The initiatives would add to existing planning, including the Wooditjup Bilya Protection Strategy, Shire asset services manager David Nicholson said.

“The South West is internationally recognised as a biodiversity hotspot, rich in unique fauna and flora,” he said.

“The local biodiversity strategy will help us to identify and prioritise natural areas, habitats and ecological corridors for protection, to create a local biodiversity action plan and develop a culture of stewardship amongst the community.

“We’ll be using other plans, such as the Wooditjup Bilya Protection Strategy to inform the strategy, and also hope to identify potential partnership opportunities.”

Mr Nicholson said residents could help by taking part in the online survey on the Shire’s YourSay consultation hub.

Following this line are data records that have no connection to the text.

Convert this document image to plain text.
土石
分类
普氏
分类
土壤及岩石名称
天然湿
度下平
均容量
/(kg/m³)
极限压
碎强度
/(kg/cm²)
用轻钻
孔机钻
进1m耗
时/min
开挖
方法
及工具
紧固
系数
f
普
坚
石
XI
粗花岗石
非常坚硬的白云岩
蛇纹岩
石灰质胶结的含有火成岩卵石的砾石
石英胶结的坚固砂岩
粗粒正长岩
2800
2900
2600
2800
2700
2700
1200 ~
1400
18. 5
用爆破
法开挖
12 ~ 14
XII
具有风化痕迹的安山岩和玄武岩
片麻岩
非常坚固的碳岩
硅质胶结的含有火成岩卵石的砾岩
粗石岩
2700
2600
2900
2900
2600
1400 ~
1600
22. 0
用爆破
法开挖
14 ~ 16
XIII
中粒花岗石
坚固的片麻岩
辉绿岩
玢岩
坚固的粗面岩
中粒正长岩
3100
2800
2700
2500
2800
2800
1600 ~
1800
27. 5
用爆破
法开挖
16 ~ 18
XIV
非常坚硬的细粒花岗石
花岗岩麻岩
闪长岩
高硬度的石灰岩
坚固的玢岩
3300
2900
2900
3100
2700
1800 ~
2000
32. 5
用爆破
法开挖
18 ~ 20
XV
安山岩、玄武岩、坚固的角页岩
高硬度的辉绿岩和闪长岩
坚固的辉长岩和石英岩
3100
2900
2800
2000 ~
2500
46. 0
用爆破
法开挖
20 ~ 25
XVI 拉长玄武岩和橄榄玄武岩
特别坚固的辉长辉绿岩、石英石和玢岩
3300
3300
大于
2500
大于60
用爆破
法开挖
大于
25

The February 27 river survey adds to work already undertaken on the river in partnership with Nature Conservation Margaret River Region.

A Shire spokesperson said the scientific team would be “assessing the health of the river by surveying aquatic fauna that live at the site, including a range of fish, crustaceans and macroinvertebrates, and measuring other parameters like water quality and fringing vegetation”.

The survey follows recent warnings from Murdoch University senior research fellow Dr Stephen Beatty about the need to protect wildlife in the Margaret River.

He said the river had an incredible diversity of fish, crayfish and aquatic life, many of them threatened species unique to the South West.